I may have mentioned a few times that my favorite movie of all time is Indiscreet starring Ingrid Bergman and Cary Grant. In 198-I-can't remember-that-far-back-exactly, I bought The Dress at Loehmann's Back Room because It reminded me of this ensemble from the movie (and because it was an unbelievable $25!):

In reality The Dress looks nothing like a Dior. But It is a classic Little Black Dress: princess-seamed, knee-length with a keyhole back and made from a heavy black brocade. The matching coat is the same fabric in white with a simple black jet button closure. When I bought It I had absolutely nowhere to wear It. I still don't. I wore It once for about an hour to a family Christmas party until I dripped cocktail sauce on the coat.

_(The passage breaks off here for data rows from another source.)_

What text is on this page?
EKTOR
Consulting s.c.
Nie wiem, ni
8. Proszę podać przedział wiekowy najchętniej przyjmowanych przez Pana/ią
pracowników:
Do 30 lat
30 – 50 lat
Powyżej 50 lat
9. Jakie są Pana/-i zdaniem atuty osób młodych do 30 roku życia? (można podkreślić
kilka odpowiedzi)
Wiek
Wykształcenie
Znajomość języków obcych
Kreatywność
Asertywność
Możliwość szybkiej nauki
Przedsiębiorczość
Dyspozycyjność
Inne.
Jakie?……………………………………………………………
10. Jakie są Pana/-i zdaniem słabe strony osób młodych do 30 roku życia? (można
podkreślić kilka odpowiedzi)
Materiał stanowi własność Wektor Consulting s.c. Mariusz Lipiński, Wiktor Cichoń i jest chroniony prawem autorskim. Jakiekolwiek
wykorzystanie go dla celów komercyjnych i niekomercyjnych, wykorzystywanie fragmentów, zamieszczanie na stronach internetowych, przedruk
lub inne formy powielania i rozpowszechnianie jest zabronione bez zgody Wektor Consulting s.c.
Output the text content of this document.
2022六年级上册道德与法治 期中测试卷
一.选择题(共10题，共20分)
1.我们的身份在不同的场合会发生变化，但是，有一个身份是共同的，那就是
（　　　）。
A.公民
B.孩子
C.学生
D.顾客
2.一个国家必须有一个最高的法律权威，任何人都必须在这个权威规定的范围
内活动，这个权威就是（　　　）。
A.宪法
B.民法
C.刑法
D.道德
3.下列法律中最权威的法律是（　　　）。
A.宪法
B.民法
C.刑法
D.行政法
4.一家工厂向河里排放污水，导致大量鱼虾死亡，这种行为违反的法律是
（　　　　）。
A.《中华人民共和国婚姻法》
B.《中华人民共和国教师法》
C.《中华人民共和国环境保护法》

I ran screaming for the stain remover and my predictable and oh-so-washable reindeer sweater.

Over the years The Dress has hung in my closet as a talisman of possibilities, a tribute to romance, and a wink at my inner-Ingrid. When size 11/12 was a long ago memory, It went in the Goodwill pile during every closet reorganization, only to be snatched back at the last minute. When I was in the midst of crazy quilting obsession, It went into the cut-it-up pile, but I could never bring myself to do it. And there It remained, unworn but well-loved.

The suspense was killing me, I had to try It on last night. I wouldn't necessarily say It fit, but It did zip. I didn't try to sit down and wearing It outside the house would require serious scary-undergarment intervention. But. The glimmer of all manner of unseen possibilities re-emerged.

In actuality, I may never wear The Dress. But those glimmers make me unbelievably happy. What possibilities have been turning up in your life lately?